Osborn & Brainstorming

I would be fairly sure that most of us would be familiar with the idea of brainstorming: that we get a group of people together, and come up with streamlined or creative ways of solving existing problems. The idea is that we don't put any construction or restraints on the ideas we generate, we simply record all the thoughts that spontaneously arise from the group. It doesn't matter how left-field things are: in fact, the more left-field, the better. This is a purely creative thinking exercise. The thinking of things is key.

Later we look at the ideas generated, and we begin to evaluate, critique and prioritise our answers. It is then ideas can be grouped, critical paths can be thought about, and other ideas brought in to plug gaps. What has been generated holistically can be focused to become a framework which can be applied to the real world problem that exists.

This is a very entrepreneurial tool. And a very easy one to use (providing you keep Mr Doubting Thomas in the cupboard).

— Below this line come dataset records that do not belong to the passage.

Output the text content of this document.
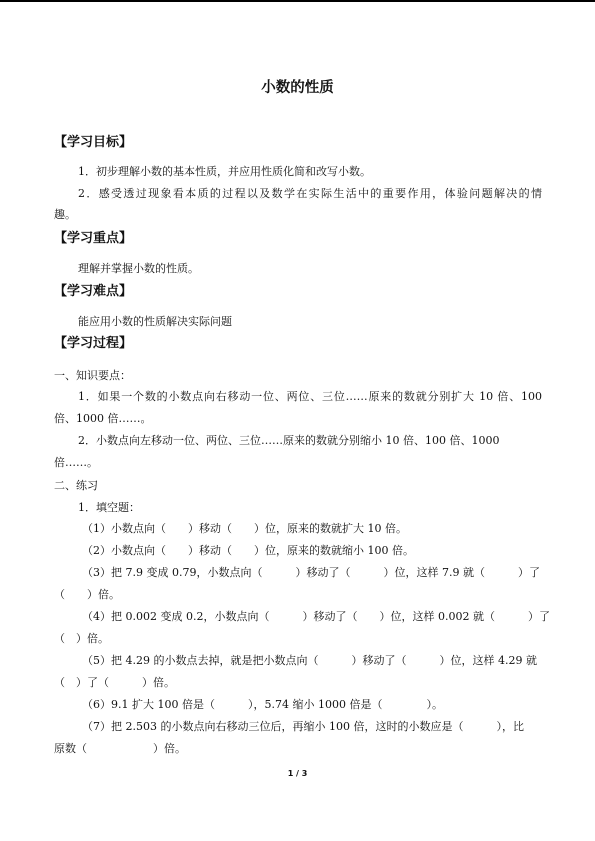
小数的性质
【学习目标】
1．初步理解小数的基本性质，并应用性质化简和改写小数。
2．感受透过现象看本质的过程以及数学在实际生活中的重要作用，体验问题解决的情
趣。
【学习重点】
理解并掌握小数的性质。
【学习难点】
能应用小数的性质解决实际问题
【学习过程】
一、知识要点：
1．如果一个数的小数点向右移动一位、两位、三位……原来的数就分别扩大 10 倍、100
倍、1000 倍……。
2．小数点向左移动一位、两位、三位……原来的数就分别缩小 10 倍、100 倍、1000
倍……。
二、练习
1．填空题：
（1）小数点向（　　）移动（　　）位，原来的数就扩大 10 倍。
（2）小数点向（　　）移动（　　）位，原来的数就缩小 100 倍。
（3）把 7.9 变成 0.79，小数点向（　　　）移动了（　　　）位，这样 7.9 就（　　　）了
（　　）倍。
（4）把 0.002 变成 0.2，小数点向（　　　）移动了（　　）位，这样 0.002 就（　　　）了
（　）倍。
（5）把 4.29 的小数点去掉，就是把小数点向（　　　）移动了（　　　）位，这样 4.29 就
（　）了（　　　）倍。
（6）9.1 扩大 100 倍是（　　　），5.74 缩小 1000 倍是（　　　　）。
（7）把 2.503 的小数点向右移动三位后，再缩小 100 倍，这时的小数应是（　　　），比
原数（　　　　　　）倍。
1 / 3
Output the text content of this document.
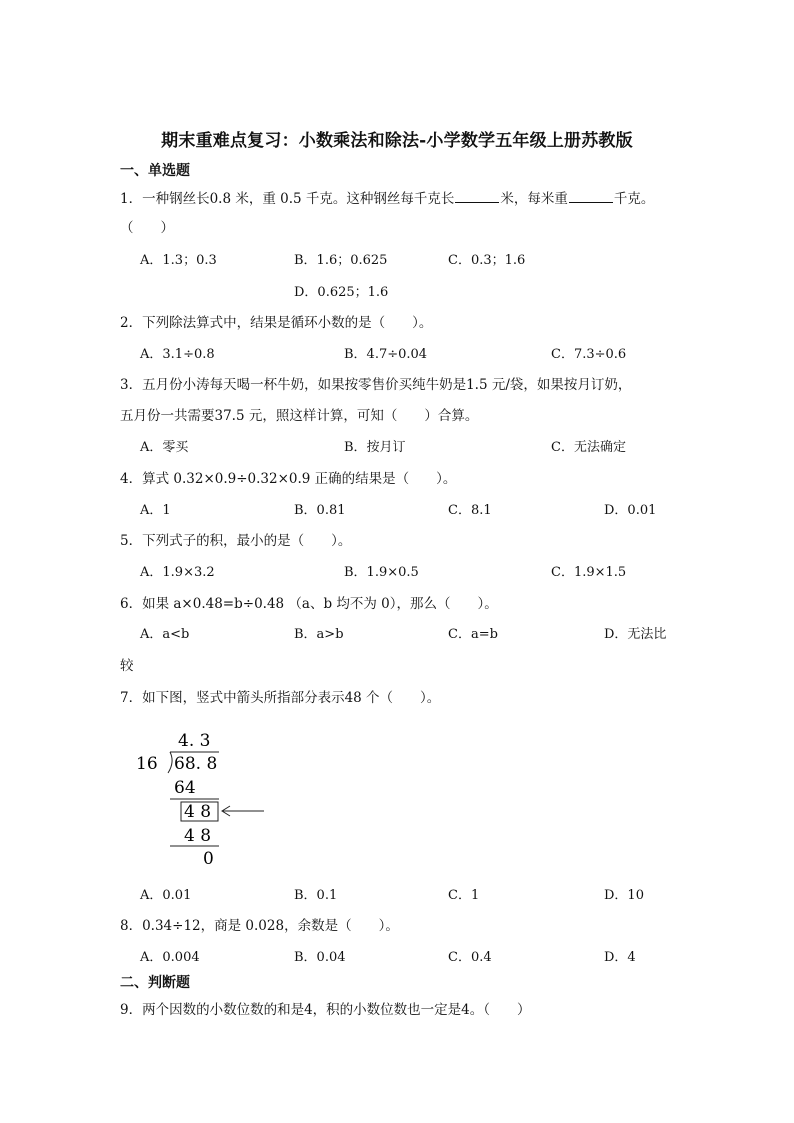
期末重难点复习：小数乘法和除法-小学数学五年级上册苏教版
一、单选题
1．一种钢丝长0.8 米，重 0.5 千克。这种钢丝每千克长	米，每米重	千克。
（　　）
A．1.3；0.3	B．1.6；0.625	C．0.3；1.6
D．0.625；1.6
2．下列除法算式中，结果是循环小数的是（　　）。
A．3.1÷0.8	B．4.7÷0.04	C．7.3÷0.6
3．五月份小涛每天喝一杯牛奶，如果按零售价买纯牛奶是1.5 元/袋，如果按月订奶，
五月份一共需要37.5 元，照这样计算，可知（　　）合算。
A．零买	B．按月订	C．无法确定
4．算式 0.32×0.9÷0.32×0.9 正确的结果是（　　）。
A．1	B．0.81	C．8.1	D．0.01
5．下列式子的积，最小的是（　　）。
A．1.9×3.2	B．1.9×0.5	C．1.9×1.5
6．如果 a×0.48=b÷0.48 （a、b 均不为 0），那么（　　）。
A．a<b	B．a>b	C．a=b	D．无法比
较
7．如下图，竖式中箭头所指部分表示48 个（　　）。
4. 3
16 68. 8
64
4 8
4 8
0
A．0.01	B．0.1	C．1	D．10
8．0.34÷12，商是 0.028，余数是（　　）。
A．0.004	B．0.04	C．0.4	D．4
二、判断题
9．两个因数的小数位数的和是4，积的小数位数也一定是4。（　　）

What I didn't know was the history of the term. Brainstorming was created way back in 1948 by US advertising exec, Alex Osborn. He gave the word a rough outline of the process in his book, Your Creative Power. His idea was that the group would come to grips with barriers and issues in a “commando fashion, with each stormer attacking the same objective” (Osborn, 1948, p. 265). Wow. Quite war-like, which I guess was a flavour of the times. It was in his 1953 book, Applied Imagination: Principles and Procedures of Creative Problem Solving, that he detailed how brainstorming should work as a tool for creative thinking.

And we still use his model, unchanged, seventy years later. Not bad.